"The current is good and the wind is bad," du Moulin said, "but it will quiet down as we get closer to Florida. And the waves should get smaller tonight. You're doing very well."
Nyad swam on but soon she stopped again, pointed to her mouth and said, "Candace, I have to see a doctor."
"I was talking to a doctor today," Hogan said, "and he assured me your tongue will be normal in a few days."
But Nyad was crying again. "Tell me what he really said. It's bull about how far I've gone. How much more is there?"
"Boy, you're a smart cookie," Hogan told her. "But don't you worry. We'll have someone look at that mouth. Now let's get going. You're still strong and you should be proud." Nyad vomited and swam off.
At 8 p.m. Monday the wind was gusting to 18 knots. The ocean swells were huge, some of them to seven feet, but Nyad plodded on, stopping now and then to announce that there were lizards in the bottom of the shark cage. Finally she observed that the cage had turned into a cave, with stalactites and stalagmites.

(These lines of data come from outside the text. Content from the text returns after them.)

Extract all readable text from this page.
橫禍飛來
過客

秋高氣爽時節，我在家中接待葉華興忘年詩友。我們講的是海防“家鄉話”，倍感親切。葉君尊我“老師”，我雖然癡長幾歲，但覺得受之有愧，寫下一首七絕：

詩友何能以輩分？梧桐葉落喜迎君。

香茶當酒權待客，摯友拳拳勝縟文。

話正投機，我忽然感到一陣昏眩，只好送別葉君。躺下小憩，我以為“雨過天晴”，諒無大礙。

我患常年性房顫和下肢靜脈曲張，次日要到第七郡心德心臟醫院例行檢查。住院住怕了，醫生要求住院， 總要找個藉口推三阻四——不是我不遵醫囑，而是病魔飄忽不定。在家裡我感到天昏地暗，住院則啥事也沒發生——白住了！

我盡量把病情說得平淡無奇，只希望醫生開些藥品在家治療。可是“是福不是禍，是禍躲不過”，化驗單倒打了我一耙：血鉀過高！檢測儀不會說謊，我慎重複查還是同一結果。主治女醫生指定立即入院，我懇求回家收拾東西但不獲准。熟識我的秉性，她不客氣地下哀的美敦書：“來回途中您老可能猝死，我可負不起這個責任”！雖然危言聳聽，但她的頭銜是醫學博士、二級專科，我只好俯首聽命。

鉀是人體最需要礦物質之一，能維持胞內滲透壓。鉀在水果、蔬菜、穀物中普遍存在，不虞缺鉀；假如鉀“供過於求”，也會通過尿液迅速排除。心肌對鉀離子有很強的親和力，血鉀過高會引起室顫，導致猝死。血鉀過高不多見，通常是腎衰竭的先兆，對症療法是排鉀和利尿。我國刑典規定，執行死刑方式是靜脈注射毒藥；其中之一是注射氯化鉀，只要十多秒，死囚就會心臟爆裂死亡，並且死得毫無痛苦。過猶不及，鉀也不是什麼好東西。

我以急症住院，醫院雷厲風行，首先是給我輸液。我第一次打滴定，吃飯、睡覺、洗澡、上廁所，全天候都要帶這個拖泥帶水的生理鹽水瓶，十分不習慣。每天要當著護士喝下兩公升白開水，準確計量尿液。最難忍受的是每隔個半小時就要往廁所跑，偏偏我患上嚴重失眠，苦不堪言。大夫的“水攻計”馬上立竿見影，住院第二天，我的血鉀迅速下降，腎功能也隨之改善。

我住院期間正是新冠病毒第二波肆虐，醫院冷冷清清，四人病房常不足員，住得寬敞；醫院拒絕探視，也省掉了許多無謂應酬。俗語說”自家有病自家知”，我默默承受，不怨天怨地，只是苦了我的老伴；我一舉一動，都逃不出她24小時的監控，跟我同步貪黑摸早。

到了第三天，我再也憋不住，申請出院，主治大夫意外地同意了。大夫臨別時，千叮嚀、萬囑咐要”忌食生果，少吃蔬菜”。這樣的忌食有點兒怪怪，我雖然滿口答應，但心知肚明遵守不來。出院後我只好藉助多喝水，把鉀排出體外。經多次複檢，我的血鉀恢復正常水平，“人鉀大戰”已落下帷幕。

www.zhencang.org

At 7 a.m. Tuesday the swells were up to eight and nine feet. A rubber boat left the shark cage and headed for the press boats. The man in it said, "We want the reporters at the shark cage. We're way off course and we'll never make it, so we're taking her out." Soon after—41 hours and 47 minutes from when she set out—Diana Nyad was in a boat headed for Key West.
While Nyad was sleeping in Key West that night, two men were looking back at the swim and replotting her course. They were du Moulin and Bob Tittle, captain of the Best Revenge, one of the press boats. "We never hit the Gulf Stream right," du Moulin said. "It's so complex, with side currents along the edges; and the wind stopped us at every turn." He concluded that Diana had gone 76.1 miles, though in a very circuitous fashion, first northwest, then north, then northeast, and finally, way to the southeast. She had been taken out of the water only some 50 miles from the start and about 80 miles from Key West. Du Moulin and Tittle agreed that Nyad had the capacity to swim from Cuba to Florida.
Tittle spoke of how a more effective cage might be built. "It would have to be much less wind resistant," he said. "But get her out there in late June or early July, with no wind, and she could swim to Key West, jump on the dock and order a drink."